Breaking RSA Using Shor's Algorithm

Our construction

Reference implementation

To avoid overloading the reader, we will describe our factoring construction by starting from a simple reference implementation of the quantum part of Shor's original algorithm and then apply optimizations one by one. 

The reference implementation works the way most implementations of Shor's algorithm do, by decomposing exponentiation into iterative controlled modular multiplication. A register x is initialized to the |1〉 state, then a controlled modular multiplication of the classical constant g^{2j}
\text{(mod N)} into x is performed, controlled by the qubit ej from the exponent e, for each integer j from n_e − 1 down to 0. After the multiplications are done, x is storing g^e \text{(mod N)} and measuring x completes the hard part of Shor's algorithm. 

Controlled modular multiplication is still not a primitive operation, so it must also be decomposed.
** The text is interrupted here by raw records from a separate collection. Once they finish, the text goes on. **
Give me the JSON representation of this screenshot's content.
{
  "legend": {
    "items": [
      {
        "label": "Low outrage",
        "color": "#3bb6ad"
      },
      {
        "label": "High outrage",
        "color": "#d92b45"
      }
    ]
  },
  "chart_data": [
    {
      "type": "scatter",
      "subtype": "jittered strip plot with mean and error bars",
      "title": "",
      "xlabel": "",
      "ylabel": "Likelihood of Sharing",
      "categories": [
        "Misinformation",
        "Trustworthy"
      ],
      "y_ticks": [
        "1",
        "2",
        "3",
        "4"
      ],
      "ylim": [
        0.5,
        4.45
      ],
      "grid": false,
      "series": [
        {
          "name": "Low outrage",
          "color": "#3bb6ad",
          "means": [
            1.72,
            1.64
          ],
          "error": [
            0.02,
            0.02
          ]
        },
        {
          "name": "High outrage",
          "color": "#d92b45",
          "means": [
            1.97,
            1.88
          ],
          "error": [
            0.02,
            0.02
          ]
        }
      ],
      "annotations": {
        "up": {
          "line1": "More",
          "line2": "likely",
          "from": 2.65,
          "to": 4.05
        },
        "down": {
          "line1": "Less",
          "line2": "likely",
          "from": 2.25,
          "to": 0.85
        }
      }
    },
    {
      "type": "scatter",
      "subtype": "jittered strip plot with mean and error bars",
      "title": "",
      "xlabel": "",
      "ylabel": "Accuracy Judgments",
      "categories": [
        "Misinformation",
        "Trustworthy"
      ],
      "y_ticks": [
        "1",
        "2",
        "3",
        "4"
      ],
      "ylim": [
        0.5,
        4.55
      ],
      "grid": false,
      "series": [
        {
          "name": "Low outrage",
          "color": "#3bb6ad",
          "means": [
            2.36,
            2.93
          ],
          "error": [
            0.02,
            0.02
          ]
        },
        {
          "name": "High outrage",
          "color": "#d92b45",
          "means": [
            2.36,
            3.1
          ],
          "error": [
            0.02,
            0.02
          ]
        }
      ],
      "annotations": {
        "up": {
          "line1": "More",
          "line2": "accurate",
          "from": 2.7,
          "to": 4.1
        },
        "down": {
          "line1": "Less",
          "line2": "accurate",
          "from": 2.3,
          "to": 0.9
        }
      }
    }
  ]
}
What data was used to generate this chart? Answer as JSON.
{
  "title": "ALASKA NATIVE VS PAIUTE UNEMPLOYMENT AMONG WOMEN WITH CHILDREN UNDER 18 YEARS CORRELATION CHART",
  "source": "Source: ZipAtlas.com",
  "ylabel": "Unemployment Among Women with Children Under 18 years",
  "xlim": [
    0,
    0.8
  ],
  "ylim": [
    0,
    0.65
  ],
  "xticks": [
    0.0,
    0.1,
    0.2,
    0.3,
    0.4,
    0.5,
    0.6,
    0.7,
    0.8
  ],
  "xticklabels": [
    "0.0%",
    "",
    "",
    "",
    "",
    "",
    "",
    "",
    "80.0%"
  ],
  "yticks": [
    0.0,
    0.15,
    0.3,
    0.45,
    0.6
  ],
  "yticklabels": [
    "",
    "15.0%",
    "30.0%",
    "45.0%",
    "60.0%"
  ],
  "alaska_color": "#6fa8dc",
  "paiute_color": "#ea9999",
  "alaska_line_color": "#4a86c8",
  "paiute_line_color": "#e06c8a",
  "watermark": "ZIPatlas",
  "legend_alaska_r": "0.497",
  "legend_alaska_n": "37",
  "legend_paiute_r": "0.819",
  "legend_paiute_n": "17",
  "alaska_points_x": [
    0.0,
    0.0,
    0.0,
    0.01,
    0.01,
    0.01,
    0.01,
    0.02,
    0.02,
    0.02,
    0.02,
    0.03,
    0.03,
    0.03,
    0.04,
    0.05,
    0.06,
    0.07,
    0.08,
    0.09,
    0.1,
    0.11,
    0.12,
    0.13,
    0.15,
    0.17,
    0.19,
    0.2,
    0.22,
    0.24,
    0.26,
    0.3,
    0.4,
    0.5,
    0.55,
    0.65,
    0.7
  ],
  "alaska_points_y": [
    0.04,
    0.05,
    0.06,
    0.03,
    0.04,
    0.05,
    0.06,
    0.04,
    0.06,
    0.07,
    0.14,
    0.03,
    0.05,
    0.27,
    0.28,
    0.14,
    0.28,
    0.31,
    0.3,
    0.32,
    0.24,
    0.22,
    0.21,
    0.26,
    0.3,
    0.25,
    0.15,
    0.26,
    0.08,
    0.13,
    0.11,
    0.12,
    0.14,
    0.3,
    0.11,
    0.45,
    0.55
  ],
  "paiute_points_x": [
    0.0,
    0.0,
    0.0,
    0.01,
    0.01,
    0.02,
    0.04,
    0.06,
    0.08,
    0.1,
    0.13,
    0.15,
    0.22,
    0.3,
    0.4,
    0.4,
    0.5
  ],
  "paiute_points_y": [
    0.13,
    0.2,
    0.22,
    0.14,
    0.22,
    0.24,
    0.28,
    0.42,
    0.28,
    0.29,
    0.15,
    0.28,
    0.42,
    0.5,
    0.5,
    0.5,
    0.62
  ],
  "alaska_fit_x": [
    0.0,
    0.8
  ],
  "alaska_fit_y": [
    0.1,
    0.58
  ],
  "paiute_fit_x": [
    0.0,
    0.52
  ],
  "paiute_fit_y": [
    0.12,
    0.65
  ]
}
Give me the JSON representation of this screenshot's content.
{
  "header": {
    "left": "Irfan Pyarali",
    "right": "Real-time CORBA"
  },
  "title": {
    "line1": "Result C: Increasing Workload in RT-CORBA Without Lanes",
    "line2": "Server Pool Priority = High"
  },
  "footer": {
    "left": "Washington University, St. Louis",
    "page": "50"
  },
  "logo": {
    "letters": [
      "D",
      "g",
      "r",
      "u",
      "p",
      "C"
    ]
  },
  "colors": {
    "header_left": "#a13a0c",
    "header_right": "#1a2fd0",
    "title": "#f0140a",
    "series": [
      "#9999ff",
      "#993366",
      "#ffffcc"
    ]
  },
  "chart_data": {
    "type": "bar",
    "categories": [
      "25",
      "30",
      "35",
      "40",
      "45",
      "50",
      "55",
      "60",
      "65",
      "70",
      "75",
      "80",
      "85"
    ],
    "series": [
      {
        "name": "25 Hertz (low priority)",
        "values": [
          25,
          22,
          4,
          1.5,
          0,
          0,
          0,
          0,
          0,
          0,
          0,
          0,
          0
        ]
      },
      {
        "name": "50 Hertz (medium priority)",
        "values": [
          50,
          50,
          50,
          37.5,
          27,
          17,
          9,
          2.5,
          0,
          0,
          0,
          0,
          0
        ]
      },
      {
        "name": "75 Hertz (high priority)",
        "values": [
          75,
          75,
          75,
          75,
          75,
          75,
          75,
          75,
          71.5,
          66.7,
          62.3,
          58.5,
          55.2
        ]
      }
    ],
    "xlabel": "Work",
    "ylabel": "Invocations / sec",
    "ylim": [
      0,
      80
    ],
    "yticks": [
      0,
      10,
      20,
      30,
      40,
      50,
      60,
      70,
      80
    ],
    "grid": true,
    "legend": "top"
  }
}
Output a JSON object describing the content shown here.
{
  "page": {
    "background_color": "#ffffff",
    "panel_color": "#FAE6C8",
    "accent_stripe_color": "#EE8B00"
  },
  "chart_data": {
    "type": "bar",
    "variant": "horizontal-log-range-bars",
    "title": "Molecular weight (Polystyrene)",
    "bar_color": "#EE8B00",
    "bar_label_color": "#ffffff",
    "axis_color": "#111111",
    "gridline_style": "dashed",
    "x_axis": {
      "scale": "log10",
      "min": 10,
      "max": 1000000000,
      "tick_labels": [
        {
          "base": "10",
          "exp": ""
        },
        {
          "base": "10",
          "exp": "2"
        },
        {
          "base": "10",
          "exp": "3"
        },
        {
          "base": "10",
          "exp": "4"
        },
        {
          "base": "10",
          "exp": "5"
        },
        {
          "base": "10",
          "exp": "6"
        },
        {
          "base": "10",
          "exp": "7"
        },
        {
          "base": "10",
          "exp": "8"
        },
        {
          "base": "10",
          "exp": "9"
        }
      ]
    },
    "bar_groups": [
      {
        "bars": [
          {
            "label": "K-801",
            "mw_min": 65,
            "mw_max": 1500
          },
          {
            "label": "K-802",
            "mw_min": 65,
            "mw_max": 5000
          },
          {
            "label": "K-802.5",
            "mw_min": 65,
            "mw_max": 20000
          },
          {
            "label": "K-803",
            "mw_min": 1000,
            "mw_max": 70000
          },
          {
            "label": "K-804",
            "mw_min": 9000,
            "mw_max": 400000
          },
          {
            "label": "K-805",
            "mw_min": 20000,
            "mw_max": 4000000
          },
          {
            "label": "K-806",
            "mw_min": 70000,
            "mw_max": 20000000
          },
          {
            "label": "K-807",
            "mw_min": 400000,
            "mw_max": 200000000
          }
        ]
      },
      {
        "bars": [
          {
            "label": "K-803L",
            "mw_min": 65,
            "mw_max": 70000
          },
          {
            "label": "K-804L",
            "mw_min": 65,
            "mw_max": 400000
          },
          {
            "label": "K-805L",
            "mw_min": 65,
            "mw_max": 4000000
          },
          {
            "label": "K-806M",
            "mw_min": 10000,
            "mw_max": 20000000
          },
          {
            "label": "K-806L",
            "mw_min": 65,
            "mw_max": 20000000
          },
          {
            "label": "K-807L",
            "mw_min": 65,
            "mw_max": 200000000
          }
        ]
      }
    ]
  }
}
It can be performed by introducing a work register y initialized to |0〉 and then performing the following two controlled scaled additions: y += x · k \text{(mod N)} then x
 += y · (−k^{−1}) \text{(mod N)}. After these two operations, y is storing the result and x has been cleared to the |0〉 state. Swapping the two registers, so that the result is in x, completes the multiplication. 

Performing a controlled scaled addition with classical scale factor k can be done with a series of n controlled modular additions. For each qubit qj in the input register, you add k · 2^j \text{ (mod N )} into the target, controlled by qj. Controlled modular addition in turn is performed via a series of non- modular additions and comparisons. Finally, using the Cuccaro adder, uncontrolled non-modular additions can be performed with O(1) additional workspace using 2n Toffolis. 

Combining the numbers in the preceding two paragraphs implies a Toffoli count of n_e ·2n·5·2n =
20n_en^2 for the reference implementation. It constitutes the baseline for the optimizations that we apply in the following sections.